PHOENIX, Ariz. – In a speech made on Oct. 25 President Joe Biden issued a public apology for the U.S. Government’s role in harmful Indian Boarding School policies.. The speech was made on the Gila River Indian Community Reservation in the presence of the tribe’s citizens, Secretary of the Interior Deb Haaland and the National Native American Boarding School Healing Coalition. Although the Biden Administration has made reconciliation efforts through an investigative report published in May 2022, this is the first time a formal apology has been issued.
The apology comes just under two weeks before the general election on Nov. 5. Arizona is currently a swing state, one that is closely divided in a tight presidential race. During the 2020 presidential race, the state was won by a less than one percent margin. This is significant because Native Americans make up five percent of the state’s population. It is also home to the largest federally-recognized tribe in the country, Diné Nation.
The U.S. Department of the Interior’s Federal Indian Boarding School Initiative Investigative Report, released in two volumes, details the horrors seen during the Indian Boarding school era. This includes 417 institutions, an inflation-adjusted $23.3 billion to fund these institutions and 973 confirmed children deaths at school sites. These systemic practices lasted over a century.
“I formally apologize as the President of the United States of America for what we did to the Native Americans, Native Hawaiins, Native Alaskans who attended the boarding schools, this is long, long overdue,” President Biden said. “Quite frankly there is no excuse that this apology took 50 years to make. The federal boarding school policy and the pain it has caused will always be a significant mark of shame, a blot on American history.”
President Biden noted that the boarding school era lasted even after the American Civil Rights Movement, the same era he began his career in politics.
Secretary Haaland gave remarks on the significant occasion. She is the first Native American woman to serve in the cabinet position of the department that was once responsible for the implementation of Indian Boarding School policies. This issue is one that is personal to Secretary Haaland; her grandparents were Indian Boarding School survivors.
“For decades this terrible chapter was hidden from our history books,” Haaland said. “My maternal grandparents were only eight years old when they were stolen from their communities and forced to live in a Catholic Boarding School until the age of 13. My great grandfather was also taken and sent by train thousands of miles away from our small village of Mesita. Many children like them never went back home. I mourn their passing alongside you.”

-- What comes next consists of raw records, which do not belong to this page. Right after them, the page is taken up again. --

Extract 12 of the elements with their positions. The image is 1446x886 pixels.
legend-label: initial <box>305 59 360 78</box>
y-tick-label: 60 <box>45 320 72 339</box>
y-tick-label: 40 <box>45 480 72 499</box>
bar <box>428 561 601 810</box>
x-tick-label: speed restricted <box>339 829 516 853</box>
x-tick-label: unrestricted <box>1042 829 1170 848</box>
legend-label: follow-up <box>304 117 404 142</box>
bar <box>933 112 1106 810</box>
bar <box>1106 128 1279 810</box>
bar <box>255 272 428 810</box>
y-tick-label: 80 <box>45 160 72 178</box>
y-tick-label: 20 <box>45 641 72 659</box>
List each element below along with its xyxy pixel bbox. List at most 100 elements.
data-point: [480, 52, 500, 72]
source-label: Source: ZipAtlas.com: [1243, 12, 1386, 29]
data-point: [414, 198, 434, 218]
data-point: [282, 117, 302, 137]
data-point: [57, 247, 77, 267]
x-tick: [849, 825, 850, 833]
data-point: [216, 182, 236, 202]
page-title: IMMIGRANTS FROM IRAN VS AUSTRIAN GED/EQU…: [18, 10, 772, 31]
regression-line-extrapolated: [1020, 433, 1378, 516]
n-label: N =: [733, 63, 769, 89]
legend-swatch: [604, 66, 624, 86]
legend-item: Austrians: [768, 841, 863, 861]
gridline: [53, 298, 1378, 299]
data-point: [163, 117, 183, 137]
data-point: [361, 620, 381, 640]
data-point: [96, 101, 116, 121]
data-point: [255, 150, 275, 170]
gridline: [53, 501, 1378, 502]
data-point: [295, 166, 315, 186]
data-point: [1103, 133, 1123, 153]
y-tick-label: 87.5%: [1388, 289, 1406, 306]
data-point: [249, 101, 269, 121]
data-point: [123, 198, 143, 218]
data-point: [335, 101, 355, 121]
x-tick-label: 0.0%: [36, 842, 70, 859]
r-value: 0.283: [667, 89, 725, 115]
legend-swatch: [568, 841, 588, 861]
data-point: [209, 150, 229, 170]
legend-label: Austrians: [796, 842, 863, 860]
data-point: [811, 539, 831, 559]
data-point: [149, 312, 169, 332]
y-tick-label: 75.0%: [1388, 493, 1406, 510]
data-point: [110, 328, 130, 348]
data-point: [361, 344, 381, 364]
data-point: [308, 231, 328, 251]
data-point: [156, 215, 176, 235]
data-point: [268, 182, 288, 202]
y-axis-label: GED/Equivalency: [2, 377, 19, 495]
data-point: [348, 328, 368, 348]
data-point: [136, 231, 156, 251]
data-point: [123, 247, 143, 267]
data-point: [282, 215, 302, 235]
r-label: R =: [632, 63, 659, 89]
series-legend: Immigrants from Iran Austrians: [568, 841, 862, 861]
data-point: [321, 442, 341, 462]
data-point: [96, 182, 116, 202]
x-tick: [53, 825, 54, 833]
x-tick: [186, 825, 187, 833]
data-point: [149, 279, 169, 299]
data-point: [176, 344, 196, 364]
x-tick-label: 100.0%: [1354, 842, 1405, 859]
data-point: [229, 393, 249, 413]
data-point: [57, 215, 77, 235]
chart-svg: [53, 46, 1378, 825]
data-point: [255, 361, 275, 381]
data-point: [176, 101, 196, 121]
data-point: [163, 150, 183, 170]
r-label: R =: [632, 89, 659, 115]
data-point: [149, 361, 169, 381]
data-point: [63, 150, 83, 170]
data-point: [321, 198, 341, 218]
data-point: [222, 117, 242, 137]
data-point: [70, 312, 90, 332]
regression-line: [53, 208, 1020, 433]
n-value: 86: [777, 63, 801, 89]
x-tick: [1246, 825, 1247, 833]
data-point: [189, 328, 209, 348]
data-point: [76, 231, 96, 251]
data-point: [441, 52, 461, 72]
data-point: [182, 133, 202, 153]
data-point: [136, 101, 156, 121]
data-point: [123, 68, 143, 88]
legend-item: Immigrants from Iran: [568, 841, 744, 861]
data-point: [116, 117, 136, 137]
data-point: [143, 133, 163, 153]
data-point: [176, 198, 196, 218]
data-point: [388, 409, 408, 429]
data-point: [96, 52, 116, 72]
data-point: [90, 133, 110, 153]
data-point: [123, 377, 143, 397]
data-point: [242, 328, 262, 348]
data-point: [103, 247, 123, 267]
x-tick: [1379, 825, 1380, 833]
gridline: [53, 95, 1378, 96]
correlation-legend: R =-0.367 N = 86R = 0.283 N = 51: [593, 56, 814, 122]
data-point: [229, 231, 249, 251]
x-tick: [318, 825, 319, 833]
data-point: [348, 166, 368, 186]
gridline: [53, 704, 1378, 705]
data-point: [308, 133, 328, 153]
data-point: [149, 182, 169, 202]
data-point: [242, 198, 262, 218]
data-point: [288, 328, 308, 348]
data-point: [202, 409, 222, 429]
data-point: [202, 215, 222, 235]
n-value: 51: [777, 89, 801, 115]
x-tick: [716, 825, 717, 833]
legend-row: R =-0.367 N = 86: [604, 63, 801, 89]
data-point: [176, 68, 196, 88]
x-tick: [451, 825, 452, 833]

In spite of the federal government’s attempts to separate Indigenous children from their families and cultures, Haaland noted that the intended purpose to annihilate tribal culture failed.
Gila River Indian Community Governor Stephen Roe Lewis reflected on the significance of a sitting president issuing a public apology on the Indian Boarding School system.
“That era represents a painful time in our country’s history,” Governor Lewis said. “It affects our boarding school survivors and our families today. That period of our history is one that created generational trauma.”
“With the president’s words today and his actions before and since, we can begin the healing that will resonate far into the future.”
Leadership from tribal nations across the country released statements on President Biden’s apology and what it means to Indian Country. In a public response, Muscogee (Creek) Nation Principal Chief David Hill welcomed Biden’s apology, stating it is a step in the right direction moving forward.
“We accept and welcome the public apology from President Biden on behalf of the United States,” Chief Hill said. “It is a continuation of the healing process from the atrocities committed against Indigenous People at Indian Boarding Schools.”
“This act of accountability, coupled with the actions of the Department of the Interior in analyzing and studying this history is vital to the path we’re all on towards reconciliation.”
The Department of the Interior is currently working with the National Endowment for the Humanities and the Mellon Foundation to create an oral collection of first-person narratives from boarding school survivors. According to Haaland, her department is in talks with the Smithsonian Institution and the Library of Congress to develop educational resources and exhibitions to share the history of the federal Indian Boarding School System.